You're right--usually this isn't what you want.
However, there are plenty of cases where you need to throttle yourself down to a single connection. By serializing your access to the database through a singleton, you can address other issues or constraints like load, bandwidth, etc.
I've done something similar in the past for a bulk processing app. Instead, though, I used a semaphore to synchronize access to the database so I could allow n concurrent db operations.
One might want to use a singleton due to database server constraints, for example, a server might limit the number of connections.
My main conscious reason is that you know what connections can be managed/closed etc., just makes things a bit more organised when you don't have unnecessary, redundant connections.
I don't think it's a simple answer. For instance on ASP.NET, the platform implements connection pooling by default, so it will automatically adjust a "pool" of connections and re-use them so you're not constantly creating and destroying expensive objects.
However, let's say you were writing a data collection application that monitored 200 separate input sources. Every time one of those inputs changed, you fire off a thread that records the event to the database. I would say that could be a bad design if there's a chance that even a fraction of those could fire off at the same time. Suddenly having 20 or 40 active database connections is inefficient. It might be better to queue the updates, and as long as there are updates left in the queue, a singleton connection picks them off the queue and executes them on the server.
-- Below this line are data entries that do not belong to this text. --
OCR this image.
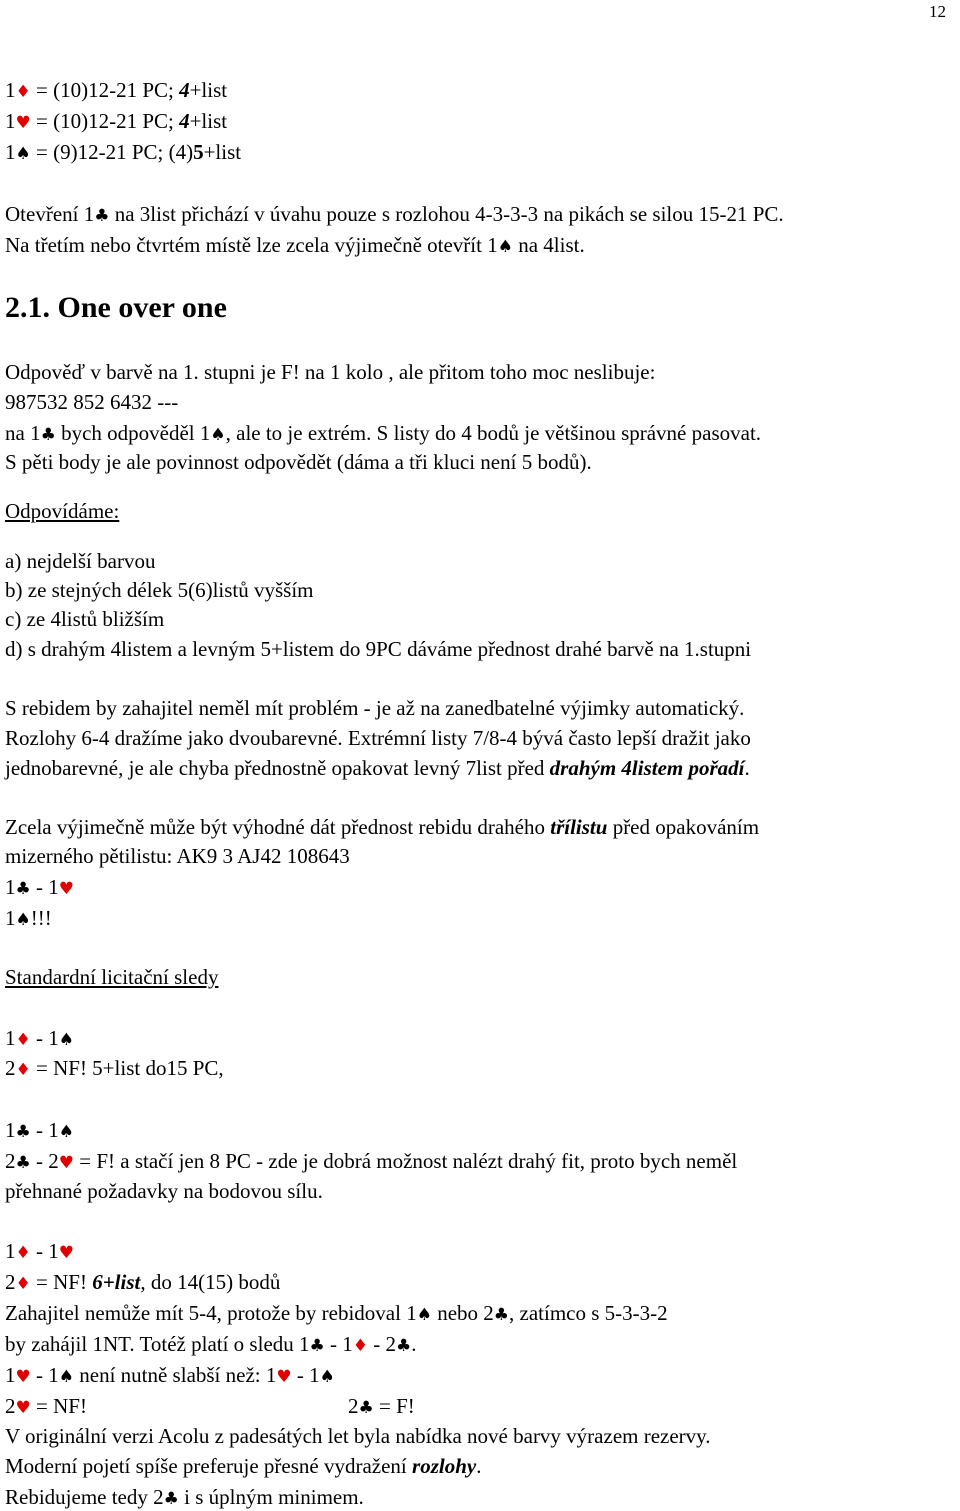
12
1♦ = (10)12-21 PC; 4+list
1♥ = (10)12-21 PC; 4+list
1♠ = (9)12-21 PC; (4)5+list
Otevření 1♣ na 3list přichází v úvahu pouze s rozlohou 4-3-3-3 na pikách se silou 15-21 PC.
Na třetím nebo čtvrtém místě lze zcela výjimečně otevřít 1♠ na 4list.
2.1. One over one
Odpověď v barvě na 1. stupni je F! na 1 kolo , ale přitom toho moc neslibuje:
987532 852 6432 ---
na 1♣ bych odpověděl 1♠, ale to je extrém. S listy do 4 bodů je většinou správné pasovat.
S pěti body je ale povinnost odpovědět (dáma a tři kluci není 5 bodů).
Odpovídáme:
a) nejdelší barvou
b) ze stejných délek 5(6)listů vyšším
c) ze 4listů bližším
d) s drahým 4listem a levným 5+listem do 9PC dáváme přednost drahé barvě na 1.stupni
S rebidem by zahajitel neměl mít problém - je až na zanedbatelné výjimky automatický.
Rozlohy 6-4 dražíme jako dvoubarevné. Extrémní listy 7/8-4 bývá často lepší dražit jako
jednobarevné, je ale chyba přednostně opakovat levný 7list před drahým 4listem pořadí.
Zcela výjimečně může být výhodné dát přednost rebidu drahého třílistu před opakováním
mizerného pětilistu: AK9 3 AJ42 108643
1♣ - 1♥
1♠!!!
Standardní licitační sledy
1♦ - 1♠
2♦ = NF! 5+list do15 PC,
1♣ - 1♠
2♣ - 2♥ = F! a stačí jen 8 PC - zde je dobrá možnost nalézt drahý fit, proto bych neměl
přehnané požadavky na bodovou sílu.
1♦ - 1♥
2♦ = NF! 6+list, do 14(15) bodů
Zahajitel nemůže mít 5-4, protože by rebidoval 1♠ nebo 2♣, zatímco s 5-3-3-2
by zahájil 1NT. Totéž platí o sledu 1♣ - 1♦ - 2♣.
1♥ - 1♠ není nutně slabší než: 1♥ - 1♠
2♥ = NF!	2♣ = F!
V originální verzi Acolu z padesátých let byla nabídka nové barvy výrazem rezervy.
Moderní pojetí spíše preferuje přesné vydražení rozlohy.
Rebidujeme tedy 2♣ i s úplným minimem.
It's more efficient because you only have to negotiate the connection and authentication once. Once there's no activity for a while you could choose to close down the connection. This kind of behavior would be hard to implement without a central resource manager like a singleton.
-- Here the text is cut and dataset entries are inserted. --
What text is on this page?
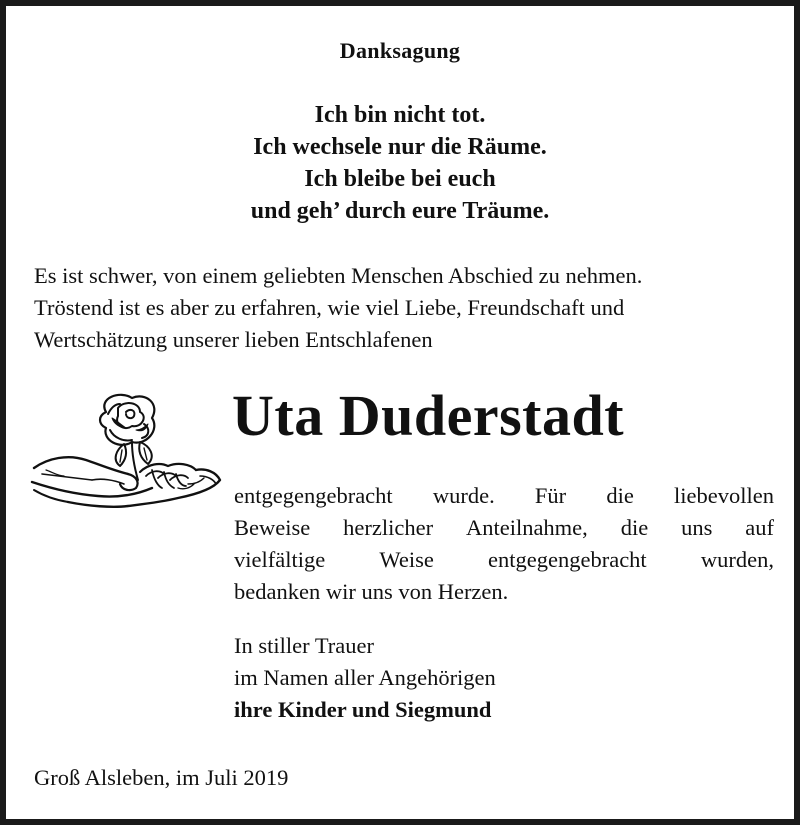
Danksagung
Ich bin nicht tot.
Ich wechsele nur die Räume.
Ich bleibe bei euch
und geh’ durch eure Träume.
Es ist schwer, von einem geliebten Menschen Abschied zu nehmen.
Tröstend ist es aber zu erfahren, wie viel Liebe, Freundschaft und
Wertschätzung unserer lieben Entschlafenen
Uta Duderstadt
entgegengebracht wurde. Für die liebevollen
Beweise herzlicher Anteilnahme, die uns auf
vielfältige Weise entgegengebracht wurden,
bedanken wir uns von Herzen.
In stiller Trauer
im Namen aller Angehörigen
ihre Kinder und Siegmund
Groß Alsleben, im Juli 2019
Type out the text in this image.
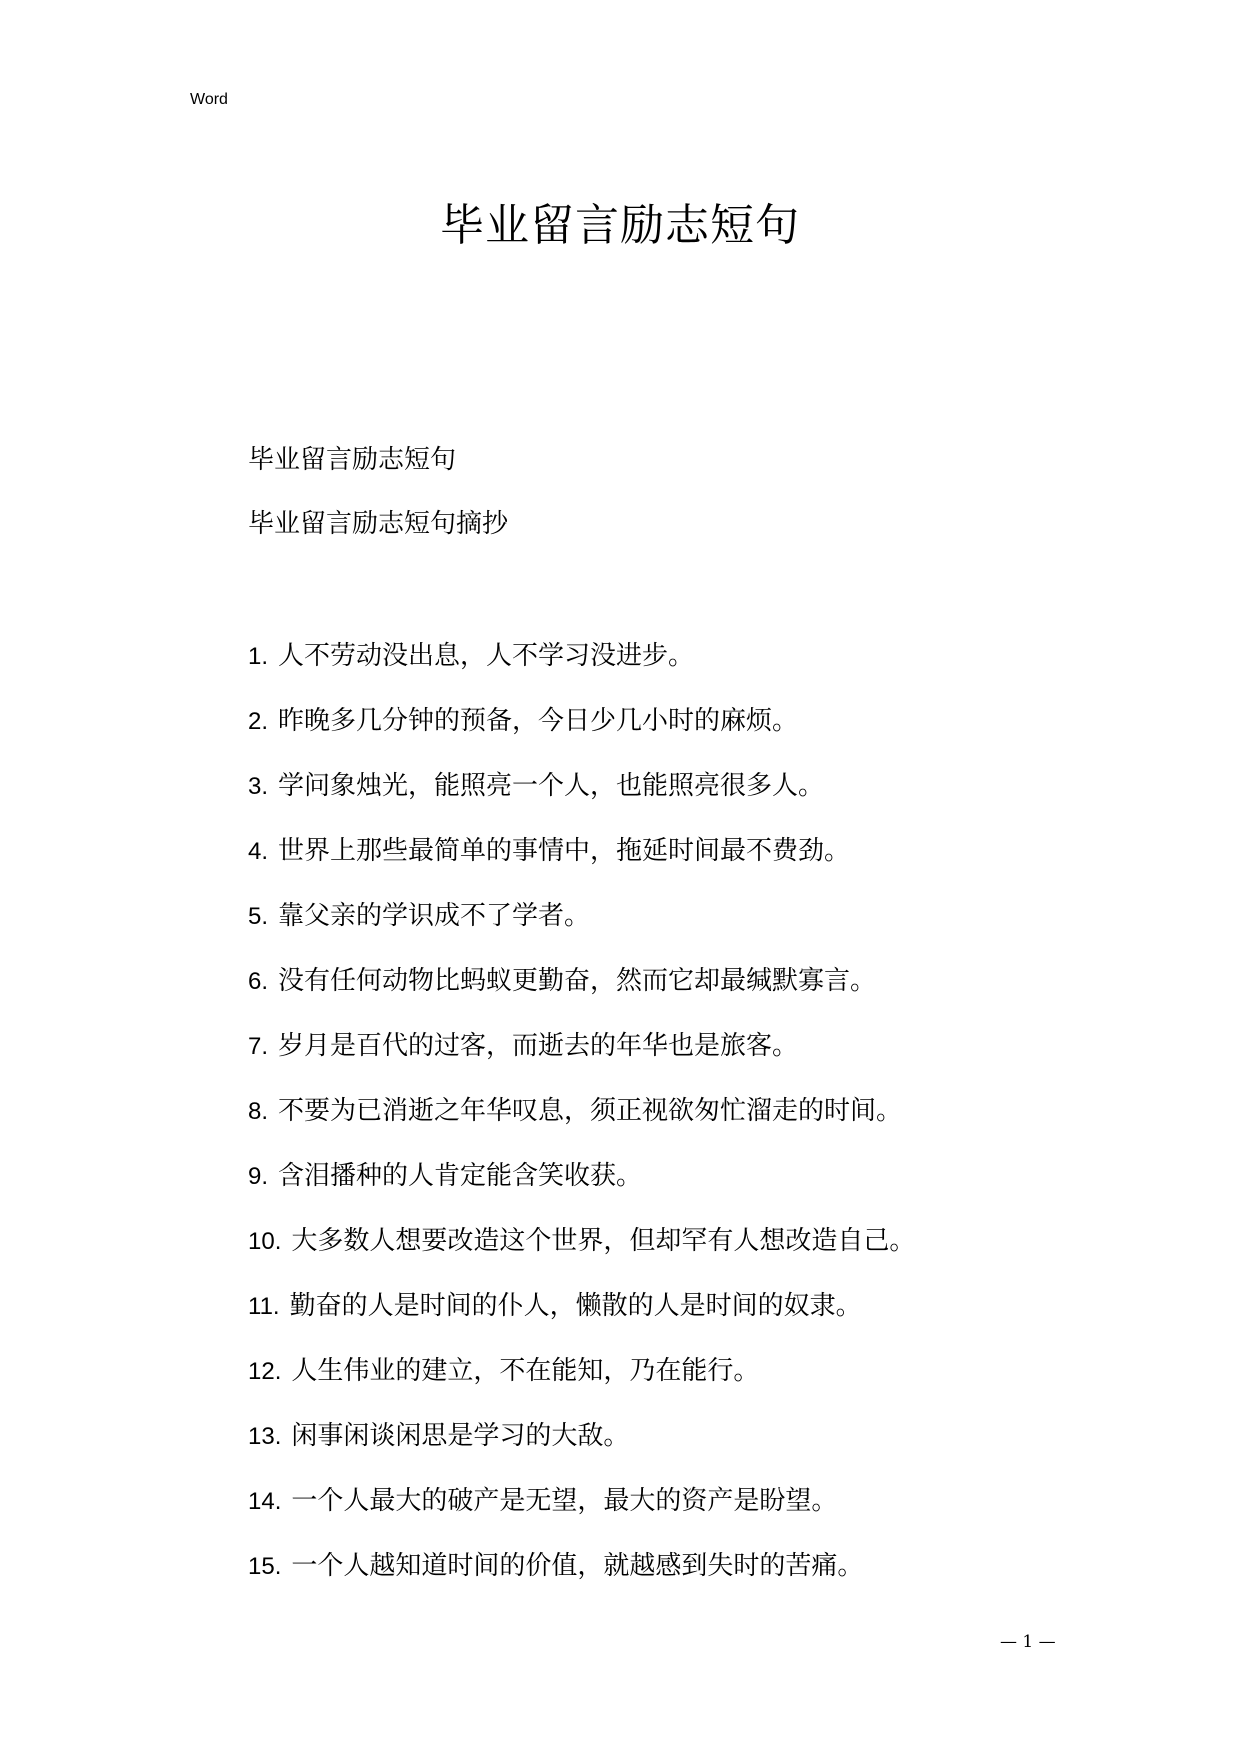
Word
毕业留言励志短句
毕业留言励志短句
毕业留言励志短句摘抄
1. 人不劳动没出息，人不学习没进步。
2. 昨晚多几分钟的预备，今日少几小时的麻烦。
3. 学问象烛光，能照亮一个人，也能照亮很多人。
4. 世界上那些最简单的事情中，拖延时间最不费劲。
5. 靠父亲的学识成不了学者。
6. 没有任何动物比蚂蚁更勤奋，然而它却最缄默寡言。
7. 岁月是百代的过客，而逝去的年华也是旅客。
8. 不要为已消逝之年华叹息，须正视欲匆忙溜走的时间。
9. 含泪播种的人肯定能含笑收获。
10. 大多数人想要改造这个世界，但却罕有人想改造自己。
11. 勤奋的人是时间的仆人，懒散的人是时间的奴隶。
12. 人生伟业的建立，不在能知，乃在能行。
13. 闲事闲谈闲思是学习的大敌。
14. 一个人最大的破产是无望，最大的资产是盼望。
15. 一个人越知道时间的价值，就越感到失时的苦痛。
— 1 —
"only one active connection" is a very narrow statement for illustration. It could just as well be a singleton managing a pool of connection. The point of a singleton for database connections is that you don't want every consumer making it's own connection or set of connections.
I think you might want to be more specific about, "using a singleton to control the db connection in your web app." Ideally, a java.sql.Connection object will not be thread safe, but your javax.sql.DataSource may want to pool connections, so you should go to a single instance of it to share the pooling.
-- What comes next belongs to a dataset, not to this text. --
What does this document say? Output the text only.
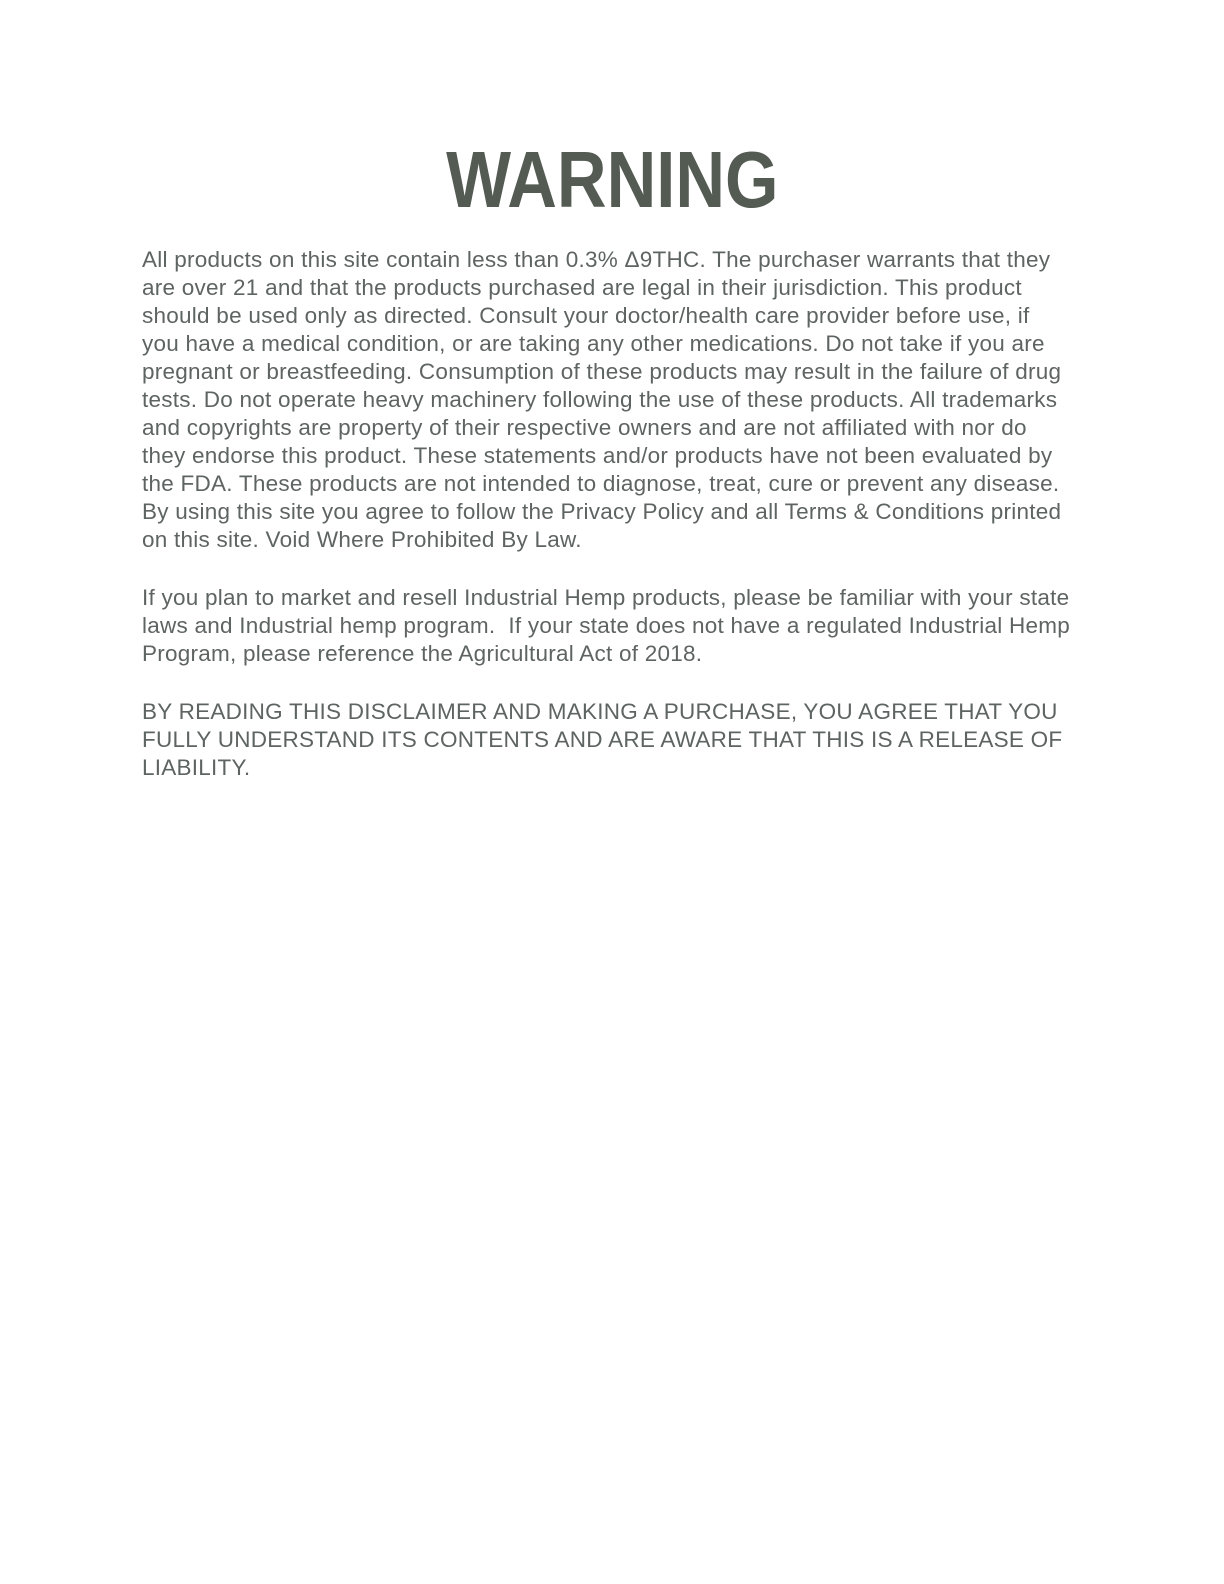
WARNING

All products on this site contain less than 0.3% Δ9THC. The purchaser warrants that they are over 21 and that the products purchased are legal in their jurisdiction. This product should be used only as directed. Consult your doctor/health care provider before use, if you have a medical condition, or are taking any other medications. Do not take if you are pregnant or breastfeeding. Consumption of these products may result in the failure of drug tests. Do not operate heavy machinery following the use of these products. All trademarks and copyrights are property of their respective owners and are not affiliated with nor do they endorse this product. These statements and/or products have not been evaluated by the FDA. These products are not intended to diagnose, treat, cure or prevent any disease. By using this site you agree to follow the Privacy Policy and all Terms & Conditions printed on this site. Void Where Prohibited By Law.

If you plan to market and resell Industrial Hemp products, please be familiar with your state laws and Industrial hemp program.  If your state does not have a regulated Industrial Hemp Program, please reference the Agricultural Act of 2018.

BY READING THIS DISCLAIMER AND MAKING A PURCHASE, YOU AGREE THAT YOU FULLY UNDERSTAND ITS CONTENTS AND ARE AWARE THAT THIS IS A RELEASE OF LIABILITY.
you are more looking for one connection per request, not one connection for the entire application. you can still control access to it through a singleton though (storing the connection in the HttpContext.Items collection).
It guarantees that each client using your site only gets one connection to the db.
You really do not want a new connection being made everytime a user does an action that will create a db query. Not only for performance reasons with the connection handshaking involved, but to decrease load on the db server.
DB connections are a precious commodity, and this technique helps minimize the amount used at any given time.